Serão também critérios de avaliação a saúde financeira da instituição, uma boa nota no MEC nos cursos que já estejam em funcionamento e ainda o volume de adesão ao Fies (Fundo de Financiamento Estudantil) e ao Prouni (Programa Universidade para Todos), medidas consideradas essenciais pelo governo para fazer com que o curso seja acessível aos estudantes de baixa renda.

O Brasil tem 21.674 vagas autorizadas para cursos de medicina. Deste total, 11.269 estão no interior e 10.045 em capitais. Entre as 39 cidades contempladas na chamada pública nenhuma é capital de Estado. Depois da inscrição, o Ministério da Educação fará visitas às IES e mantenedoras inscritas para verificar se a instituição tem condições de abrir o curso de medicina. Só podem apresentar propostas as mantenedoras legalmente constituídas no país que tenham, pelo menos, uma instituição de ensino credenciada integrante do sistema federal.
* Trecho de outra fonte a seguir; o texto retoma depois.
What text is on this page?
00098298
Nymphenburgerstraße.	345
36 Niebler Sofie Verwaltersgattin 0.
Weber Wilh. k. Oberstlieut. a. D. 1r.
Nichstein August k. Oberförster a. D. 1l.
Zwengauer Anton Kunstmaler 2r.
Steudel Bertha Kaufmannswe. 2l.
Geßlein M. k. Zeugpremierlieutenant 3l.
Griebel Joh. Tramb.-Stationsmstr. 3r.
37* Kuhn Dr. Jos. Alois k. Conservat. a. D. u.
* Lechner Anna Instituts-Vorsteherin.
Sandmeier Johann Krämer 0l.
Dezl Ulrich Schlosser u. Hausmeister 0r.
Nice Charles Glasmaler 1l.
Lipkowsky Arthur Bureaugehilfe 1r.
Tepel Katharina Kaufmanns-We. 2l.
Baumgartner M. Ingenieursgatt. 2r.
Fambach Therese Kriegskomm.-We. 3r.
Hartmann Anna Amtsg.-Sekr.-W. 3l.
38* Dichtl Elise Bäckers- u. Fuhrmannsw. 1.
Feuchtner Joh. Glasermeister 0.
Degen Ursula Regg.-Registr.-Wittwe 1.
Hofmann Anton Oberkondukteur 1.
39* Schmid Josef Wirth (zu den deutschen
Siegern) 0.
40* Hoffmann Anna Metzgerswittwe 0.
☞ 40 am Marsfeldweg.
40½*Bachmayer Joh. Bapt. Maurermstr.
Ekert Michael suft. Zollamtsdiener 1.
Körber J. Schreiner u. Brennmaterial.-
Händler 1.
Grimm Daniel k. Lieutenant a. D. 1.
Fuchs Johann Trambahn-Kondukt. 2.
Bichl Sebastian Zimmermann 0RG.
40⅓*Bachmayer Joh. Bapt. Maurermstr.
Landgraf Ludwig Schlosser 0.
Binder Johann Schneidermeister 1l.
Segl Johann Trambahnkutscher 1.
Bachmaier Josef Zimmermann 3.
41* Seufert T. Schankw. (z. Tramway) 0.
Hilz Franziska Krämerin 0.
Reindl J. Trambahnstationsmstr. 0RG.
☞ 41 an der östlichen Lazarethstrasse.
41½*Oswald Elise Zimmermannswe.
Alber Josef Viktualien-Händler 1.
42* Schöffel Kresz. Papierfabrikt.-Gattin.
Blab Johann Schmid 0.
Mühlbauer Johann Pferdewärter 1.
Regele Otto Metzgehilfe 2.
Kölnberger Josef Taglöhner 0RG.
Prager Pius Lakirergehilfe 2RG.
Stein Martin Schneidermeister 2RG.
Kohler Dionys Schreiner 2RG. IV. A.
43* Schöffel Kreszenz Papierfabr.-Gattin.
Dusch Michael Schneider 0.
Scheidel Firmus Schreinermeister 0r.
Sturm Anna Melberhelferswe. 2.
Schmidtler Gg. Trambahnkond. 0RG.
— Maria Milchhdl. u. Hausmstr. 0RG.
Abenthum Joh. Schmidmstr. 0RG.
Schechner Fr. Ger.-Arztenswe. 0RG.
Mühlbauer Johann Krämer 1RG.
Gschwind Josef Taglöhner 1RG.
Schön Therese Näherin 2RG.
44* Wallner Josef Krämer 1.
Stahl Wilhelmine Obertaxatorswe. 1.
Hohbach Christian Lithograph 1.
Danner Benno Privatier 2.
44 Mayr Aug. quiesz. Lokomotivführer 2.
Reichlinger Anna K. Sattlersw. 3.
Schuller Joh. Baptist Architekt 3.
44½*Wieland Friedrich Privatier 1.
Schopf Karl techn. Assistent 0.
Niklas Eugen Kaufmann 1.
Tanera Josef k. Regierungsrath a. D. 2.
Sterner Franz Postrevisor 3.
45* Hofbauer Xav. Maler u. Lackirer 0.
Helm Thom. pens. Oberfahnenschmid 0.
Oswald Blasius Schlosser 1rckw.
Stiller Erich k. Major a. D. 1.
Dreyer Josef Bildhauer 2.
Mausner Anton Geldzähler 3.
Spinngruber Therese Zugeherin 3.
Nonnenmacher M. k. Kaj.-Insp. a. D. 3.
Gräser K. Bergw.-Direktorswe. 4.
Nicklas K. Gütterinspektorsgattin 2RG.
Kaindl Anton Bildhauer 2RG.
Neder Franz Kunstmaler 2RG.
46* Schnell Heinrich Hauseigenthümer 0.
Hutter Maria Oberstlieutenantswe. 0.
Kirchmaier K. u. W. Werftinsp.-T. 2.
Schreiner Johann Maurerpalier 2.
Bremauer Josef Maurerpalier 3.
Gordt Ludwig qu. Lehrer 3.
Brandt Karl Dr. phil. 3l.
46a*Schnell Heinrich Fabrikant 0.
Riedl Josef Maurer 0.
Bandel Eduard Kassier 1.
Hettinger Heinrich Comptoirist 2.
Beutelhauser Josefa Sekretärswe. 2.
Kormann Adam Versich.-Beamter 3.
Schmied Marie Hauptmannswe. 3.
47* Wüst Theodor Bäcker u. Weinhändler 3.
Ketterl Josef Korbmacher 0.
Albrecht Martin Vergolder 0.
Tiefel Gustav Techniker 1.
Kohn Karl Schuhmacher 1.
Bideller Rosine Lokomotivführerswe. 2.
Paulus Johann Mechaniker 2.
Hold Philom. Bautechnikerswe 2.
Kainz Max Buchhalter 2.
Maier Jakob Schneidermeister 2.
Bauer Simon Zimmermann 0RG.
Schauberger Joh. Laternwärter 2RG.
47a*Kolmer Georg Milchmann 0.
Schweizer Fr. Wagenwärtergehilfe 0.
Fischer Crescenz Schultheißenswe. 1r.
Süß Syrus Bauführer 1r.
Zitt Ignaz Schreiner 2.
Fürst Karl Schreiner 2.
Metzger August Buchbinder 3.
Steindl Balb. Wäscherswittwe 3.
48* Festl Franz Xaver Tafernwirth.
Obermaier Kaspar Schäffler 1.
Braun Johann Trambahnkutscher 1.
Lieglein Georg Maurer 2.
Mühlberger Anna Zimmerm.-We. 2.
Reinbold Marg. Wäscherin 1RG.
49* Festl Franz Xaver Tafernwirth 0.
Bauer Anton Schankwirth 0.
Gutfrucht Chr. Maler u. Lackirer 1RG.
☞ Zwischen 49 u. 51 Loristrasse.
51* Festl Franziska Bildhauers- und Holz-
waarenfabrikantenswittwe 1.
Segundo o governo brasileiro, faltam médicos no país e por isso há tantas regiões sem assistência desses profissionais. Para suprir essa carência, em junho de 2013, foi criado o Programa Mais Médicos, que até agora levou cerca de 14 mil médicos, na maioria cubanos, para regiões necessitadas, e que também prevê que novos cursos de medicina só serão abertos com o lançamento de edital pelo governo, determinando os locais onde há interesse em ter mais profissionais.
A meta do governo é criar, até 2018, mais 11,5 mil vagas de graduação em medicina e 12,4 mil de residência médica, com o foco nas áreas prioritárias para o SUS (Sistema Único de Saúde).